Traffico di cuccioli, animali senza vaccinazioni e microchip: bloccato furgone “lager”

Blitz della polizia stradale lungo l’Autosole nei pressi di Fabro: nel mezzo viaggiavano sei animali, tra cuccioli e adulti. Adesso si indaga sulla struttura di provenienza dei cani

Gabbie piccole, sballottate nel cassone posteriore di un furgone bloccato dalla polizia stradale di Terni lungo l’Autosole, nei pressi di Fabro. E adesso si indaga su un traffico di cani che viene definito “sommerso” ma “redditizio” che farebbe capo ad un allevamento già conosciuto dall’autorità giudiziaria.

Il blitz della Polstrada è scattato alcuni giorni fa quando gli agenti hanno proceduto al controllo di un furgone intercettato lungo l’autostrada del sole. Nel cassone del mezzo, guidato da un 48enne del ternano, viaggiavano sei cani: tre adulti e altrettanti cuccioli. Il veicolo era però attrezzato per il trasporto di equidi e non di animali in cassa, che viaggiavano in condizioni non idonee (gabbie piccole, e non ancorate a terra/al pavimento o alle paratie laterali).

Due dei tre cuccioli (di razza Rottweiler e San Bernardo) erano privi di microchip ed entrambi provenienti da un allevamento del sud Italia. Sul posto è intervenuto il personale veterinario Asl Umbria2, che ha valutato l’impossibilità di far proseguire il viaggio agli animali fino a destinazione (diverse località del nord Italia) proprio a causa delle condizioni di trasporto non idonee, tali da procurare sofferenza negli animali, soprattutto in considerazione di spostamenti di media o lunga durata. Inoltre, i due cuccioli provenienti dall’allevamento, non erano identificabili perché privi di microchip ed erano trasportati per raggiungere i nuovi proprietari nella rispettiva sede di destinazione in quanto acquistati da ignari clienti.

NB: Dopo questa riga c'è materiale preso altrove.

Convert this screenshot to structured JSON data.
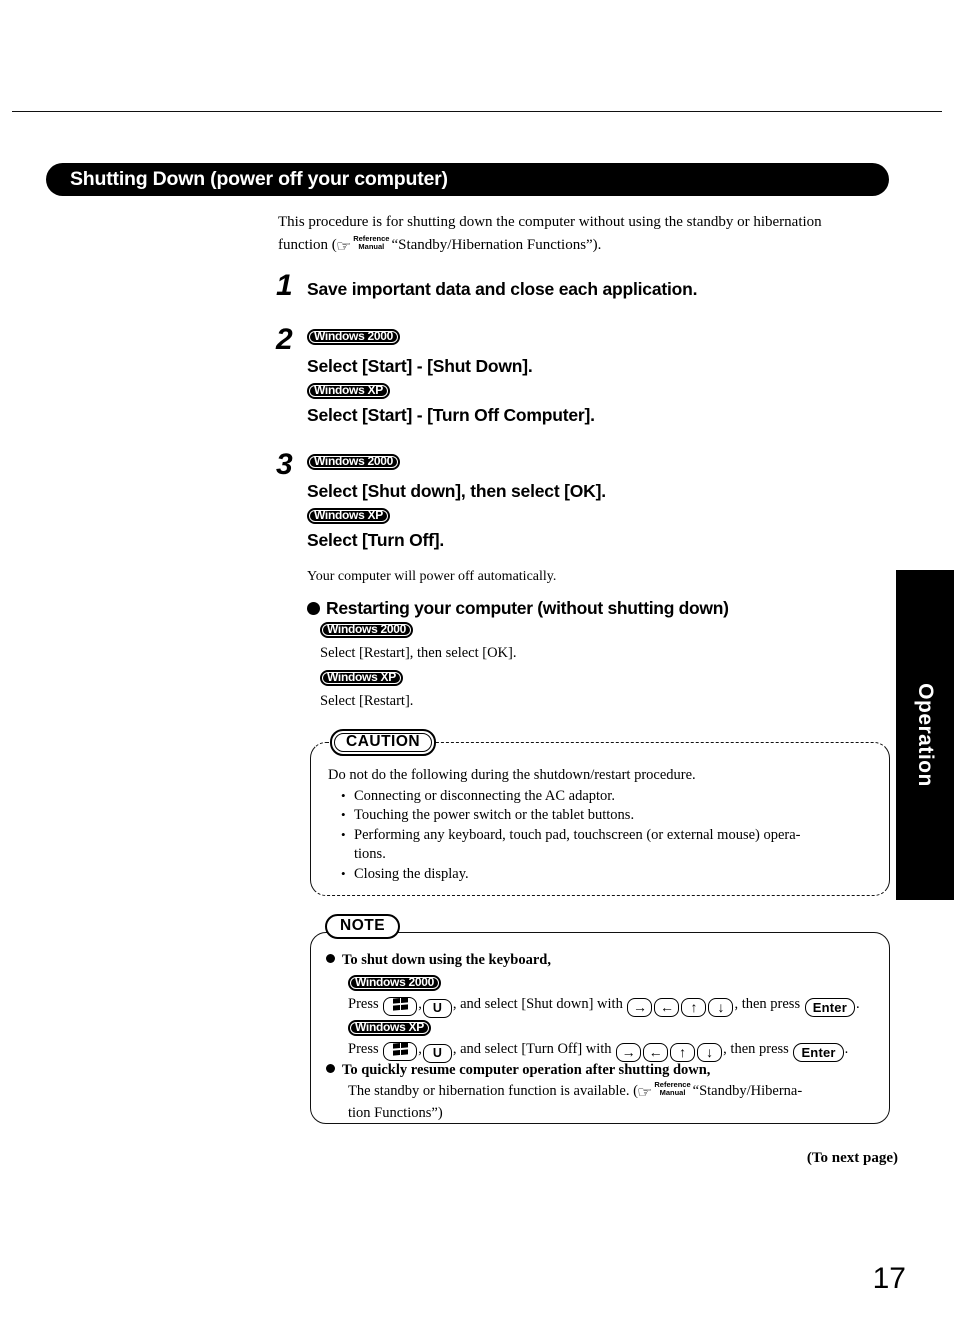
{
  "header": {
    "title": "Shutting Down (power off your computer)"
  },
  "intro": {
    "line1": "This procedure is for shutting down the computer without using the standby or hibernation",
    "line2_prefix": "function (",
    "ref_icon": "pointing-hand-icon",
    "ref_line1": "Reference",
    "ref_line2": "Manual",
    "line2_suffix": "“Standby/Hibernation Functions”)."
  },
  "badges": {
    "win2000": "(Windows)2000)",
    "winxp": "(Windows)XP)"
  },
  "steps": [
    {
      "num": "1",
      "heading": "Save important data and close each application."
    },
    {
      "num": "2",
      "os1_label": "Windows 2000",
      "os1_text": "Select [Start] - [Shut Down].",
      "os2_label": "Windows XP",
      "os2_text": "Select [Start] - [Turn Off Computer]."
    },
    {
      "num": "3",
      "os1_label": "Windows 2000",
      "os1_text": "Select [Shut down], then select [OK].",
      "os2_label": "Windows XP",
      "os2_text": "Select [Turn Off].",
      "note": "Your computer will power off automatically."
    }
  ],
  "restart": {
    "heading": "Restarting your computer (without shutting down)",
    "os1_label": "Windows 2000",
    "os1_text": "Select [Restart], then select [OK].",
    "os2_label": "Windows XP",
    "os2_text": "Select [Restart]."
  },
  "caution": {
    "label": "CAUTION",
    "lead": "Do not do the following during the shutdown/restart procedure.",
    "items": [
      "Connecting or disconnecting the AC adaptor.",
      "Touching the power switch or the tablet buttons.",
      "Performing any keyboard, touch pad, touchscreen (or external mouse) opera-tions.",
      "Closing the display."
    ],
    "item3_line1": "Performing any keyboard, touch pad, touchscreen (or external mouse) opera-",
    "item3_line2": "tions."
  },
  "note": {
    "label": "NOTE",
    "item1_title": "To shut down using the keyboard,",
    "os1_label": "Windows 2000",
    "line1_press": "Press",
    "line1_key_win": "windows-logo-key",
    "line1_comma": ",",
    "line1_key_u": "U",
    "line1_mid": ", and select [Shut down] with",
    "line1_arrow_right": "→",
    "line1_arrow_left": "←",
    "line1_arrow_up": "↑",
    "line1_arrow_down": "↓",
    "line1_then": ", then press",
    "line1_key_enter": "Enter",
    "line1_end": ".",
    "os2_label": "Windows XP",
    "line2_mid": ", and select [Turn Off] with",
    "item2_title": "To quickly resume computer operation after shutting down,",
    "item2_line1": "The standby or hibernation function is available. (",
    "item2_ref1": "Reference",
    "item2_ref2": "Manual",
    "item2_line1_end": "“Standby/Hiberna-",
    "item2_line2": "tion Functions”)"
  },
  "sidetab": {
    "label": "Operation"
  },
  "footer": {
    "to_next_page": "(To next page)",
    "page_number": "17"
  }
}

Gli animali sono stati sequestrati e affidati ad un centro di custodia di animali domestici. Successivamente, a seguito di più approfonditi accertamenti, la polizia stradale in collaborazione con la Asl Umbria2, ha provveduto a restituire tempestivamente gli animali ai legittimi proprietari.

Le gravi irregolarità riscontrate sulle condizioni dei cuccioli (privi di microchip e di regolari vaccinazioni) hanno portato alla luce l’esistenza di un commercio redditizio e sommerso legato alla compravendita di cuccioli di cane presumibilmente di razza non regolare e di cui non si conosce la provenienza, non tracciabile in alcun modo. La struttura, già nota per fatti analoghi, è stata segnalata alle autorità competenti amministrative e penali e sono in corso approfonditi accertamenti.

Dalla polizia stradale arriva anche l’invito rivolto a “chi voglia adottare od acquistare un cane che sia di razza o meno, a rivolgersi solo ad associazioni centri e strutture riconosciute dalle federazioni italiane e/o europee (come Enci, Empa, Fci, canili comunali ecc.), controllando attraverso il libretto sanitario che siano stati eseguiti i vaccini e le cure necessarie con la consulenza di un veterinario di fiducia”.

“Decidere di prendersi cura di un animale domestico e di accoglierlo nella propria casa è una scelta importante che riempie la quotidianità di tutti i componenti della famiglia e non dovrebbe essere frutto di voglie occasionali e desideri estemporanei che si esauriscono alle prime difficoltà; non abbandonate cuccioli. Accogliendo in casa un animale domestico è come se sottoscriveste un impegno di cura e affetto a tempo indeterminato, che verrà ricambiato con straordinaria gratitudine e amore che, solo chi ha la fortuna di poter godere dell’affetto di un cucciolo, conosce pienamente”.